Cependant, sur ce jeu-là, on peut effectivement voir son troisième atout majeur : la résistance aux plaquages. Sur un petit périmètre, il lit bien les blocs de ses équipiers et casse un plaquage qui aurait fait tomber un paquet d’autres running backs. Cela s’explique notamment par son centre de gravité bas. Les plaqueurs doivent se baisser très bas s’ils veulent l’arrêter. Chose difficile lorsque l’on comporte de grandes mensurations.

7) 

Enfin, on termine cette petite analyse sur le domaine des réceptions. Sur ce match, il en a réussi deux pour 24 yards gagnés. Encore une fois, son centre de gravité lui permet de remporter ce duel face à Tegray Scales. C’est finalement une avancée de cinq yards, ce qui paraît peu, mais en réalité important, alors qu’une avancée de seulement deux unités auraient été remportée sans ce face-à-face gagné.

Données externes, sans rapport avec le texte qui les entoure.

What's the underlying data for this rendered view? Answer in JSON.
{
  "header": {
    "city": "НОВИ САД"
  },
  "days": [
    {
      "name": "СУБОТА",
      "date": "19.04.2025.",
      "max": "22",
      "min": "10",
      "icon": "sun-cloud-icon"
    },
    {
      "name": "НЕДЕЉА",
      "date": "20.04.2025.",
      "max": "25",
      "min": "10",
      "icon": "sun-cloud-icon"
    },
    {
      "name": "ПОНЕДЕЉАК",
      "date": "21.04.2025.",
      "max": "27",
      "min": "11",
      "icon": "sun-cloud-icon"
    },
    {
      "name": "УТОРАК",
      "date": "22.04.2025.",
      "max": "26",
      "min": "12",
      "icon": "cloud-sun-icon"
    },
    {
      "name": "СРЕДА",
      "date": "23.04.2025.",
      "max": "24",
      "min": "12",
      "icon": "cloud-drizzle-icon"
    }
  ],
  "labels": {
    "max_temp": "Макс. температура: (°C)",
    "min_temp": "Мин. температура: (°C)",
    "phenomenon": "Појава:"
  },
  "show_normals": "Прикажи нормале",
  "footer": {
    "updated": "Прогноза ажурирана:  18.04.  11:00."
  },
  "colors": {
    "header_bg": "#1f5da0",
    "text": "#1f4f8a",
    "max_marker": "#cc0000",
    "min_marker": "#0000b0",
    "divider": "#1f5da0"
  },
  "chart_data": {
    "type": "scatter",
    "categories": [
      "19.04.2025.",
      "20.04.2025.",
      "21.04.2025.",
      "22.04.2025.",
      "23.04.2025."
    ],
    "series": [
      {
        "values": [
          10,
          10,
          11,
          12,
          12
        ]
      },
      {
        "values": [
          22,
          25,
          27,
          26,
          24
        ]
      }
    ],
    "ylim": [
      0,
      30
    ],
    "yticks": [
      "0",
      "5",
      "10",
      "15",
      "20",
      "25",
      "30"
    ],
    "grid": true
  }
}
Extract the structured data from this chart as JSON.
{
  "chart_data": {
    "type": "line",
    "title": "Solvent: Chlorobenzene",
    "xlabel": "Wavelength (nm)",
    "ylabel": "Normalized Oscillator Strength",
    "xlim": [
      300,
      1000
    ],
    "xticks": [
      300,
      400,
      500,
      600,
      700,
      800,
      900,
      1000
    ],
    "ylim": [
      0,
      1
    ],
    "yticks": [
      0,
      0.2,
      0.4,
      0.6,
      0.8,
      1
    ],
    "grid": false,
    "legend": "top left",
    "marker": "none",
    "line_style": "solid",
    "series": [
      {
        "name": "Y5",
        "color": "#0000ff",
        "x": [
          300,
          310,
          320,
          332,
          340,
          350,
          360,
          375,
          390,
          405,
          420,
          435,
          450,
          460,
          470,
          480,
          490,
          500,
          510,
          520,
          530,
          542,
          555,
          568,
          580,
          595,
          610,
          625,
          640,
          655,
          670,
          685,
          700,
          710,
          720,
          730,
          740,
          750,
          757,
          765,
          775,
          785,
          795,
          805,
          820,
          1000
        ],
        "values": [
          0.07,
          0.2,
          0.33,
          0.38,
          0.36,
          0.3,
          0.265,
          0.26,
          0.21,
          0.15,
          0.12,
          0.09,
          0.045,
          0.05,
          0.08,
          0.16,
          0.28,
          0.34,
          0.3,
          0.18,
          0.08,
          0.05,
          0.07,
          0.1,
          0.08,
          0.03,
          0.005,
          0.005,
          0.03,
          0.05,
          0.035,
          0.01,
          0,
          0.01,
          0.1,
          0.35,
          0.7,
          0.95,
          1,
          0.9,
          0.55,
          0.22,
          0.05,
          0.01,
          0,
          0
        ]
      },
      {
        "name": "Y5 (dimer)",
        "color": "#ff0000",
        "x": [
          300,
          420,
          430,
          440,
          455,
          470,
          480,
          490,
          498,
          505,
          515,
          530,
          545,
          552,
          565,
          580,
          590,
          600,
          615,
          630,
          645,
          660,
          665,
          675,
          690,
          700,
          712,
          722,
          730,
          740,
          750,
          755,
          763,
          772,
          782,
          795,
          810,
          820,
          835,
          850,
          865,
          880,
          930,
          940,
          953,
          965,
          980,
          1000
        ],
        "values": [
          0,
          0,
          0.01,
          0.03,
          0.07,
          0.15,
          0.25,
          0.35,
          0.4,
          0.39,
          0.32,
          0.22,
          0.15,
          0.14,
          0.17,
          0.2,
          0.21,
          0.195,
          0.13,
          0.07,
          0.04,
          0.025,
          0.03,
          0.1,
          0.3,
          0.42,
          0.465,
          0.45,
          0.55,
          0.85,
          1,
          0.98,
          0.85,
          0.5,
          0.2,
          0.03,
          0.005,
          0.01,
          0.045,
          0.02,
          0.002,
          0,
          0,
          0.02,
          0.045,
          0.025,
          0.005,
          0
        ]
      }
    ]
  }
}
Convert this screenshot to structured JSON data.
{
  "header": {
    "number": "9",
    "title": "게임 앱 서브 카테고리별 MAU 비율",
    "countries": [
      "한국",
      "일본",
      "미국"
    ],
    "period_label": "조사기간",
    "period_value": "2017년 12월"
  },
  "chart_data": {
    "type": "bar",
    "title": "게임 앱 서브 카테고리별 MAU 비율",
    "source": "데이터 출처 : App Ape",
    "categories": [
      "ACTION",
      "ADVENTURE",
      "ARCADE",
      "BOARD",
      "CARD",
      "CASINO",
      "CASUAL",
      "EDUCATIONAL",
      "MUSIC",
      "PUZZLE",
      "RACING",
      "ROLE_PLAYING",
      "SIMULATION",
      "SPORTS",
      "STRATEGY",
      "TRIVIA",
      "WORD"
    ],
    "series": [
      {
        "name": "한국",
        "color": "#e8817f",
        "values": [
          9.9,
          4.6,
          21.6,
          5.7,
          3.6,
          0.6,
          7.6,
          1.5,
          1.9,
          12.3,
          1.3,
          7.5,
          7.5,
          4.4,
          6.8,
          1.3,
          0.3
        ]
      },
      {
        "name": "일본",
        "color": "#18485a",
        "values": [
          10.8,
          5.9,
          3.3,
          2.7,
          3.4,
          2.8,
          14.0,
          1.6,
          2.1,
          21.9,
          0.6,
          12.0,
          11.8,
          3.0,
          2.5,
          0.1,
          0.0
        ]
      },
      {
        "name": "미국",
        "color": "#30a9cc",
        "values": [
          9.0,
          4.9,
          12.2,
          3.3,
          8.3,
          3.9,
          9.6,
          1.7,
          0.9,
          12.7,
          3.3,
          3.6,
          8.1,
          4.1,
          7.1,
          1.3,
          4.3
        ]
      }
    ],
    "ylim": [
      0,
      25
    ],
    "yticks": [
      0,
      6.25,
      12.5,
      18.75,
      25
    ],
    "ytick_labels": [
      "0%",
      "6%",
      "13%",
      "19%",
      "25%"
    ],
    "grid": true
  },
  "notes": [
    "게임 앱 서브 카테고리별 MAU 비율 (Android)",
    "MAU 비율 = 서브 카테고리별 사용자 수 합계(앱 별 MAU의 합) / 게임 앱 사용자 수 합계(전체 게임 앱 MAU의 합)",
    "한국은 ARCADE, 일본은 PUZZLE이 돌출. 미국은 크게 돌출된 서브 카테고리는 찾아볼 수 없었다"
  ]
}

Vous l’aurez compris, J.K. Dobbins a réussi à merveille ses débuts en milieu universitaire. Avec 181 yards au total, il devient le freshman ayant remporté le plus de yards au sol pour son premier match sous le maillot des Buckeyes. Il y a pire comme entrée en matière. Mais, bien plus que les statistiques, ce sont son potentiel et ses aptitudes qui ont été mis en valeur.

Doté d’une très bonne lecture du jeu, d’une excellente rapidité et d’un gabarit lui permettant de casser les plaquages, l’actuel numéro deux dans la hiérarchie pourrait titiller Mike Weber au fil de la saison. Cependant, Urban Meyer devrait profiter de ces deux talents pour en faire le meilleur duo de running backs du pays. Entre Mike Weber qui court à travers la défense en puissance et J.K. Dobbins qui optimise les moindres espaces, ça promet.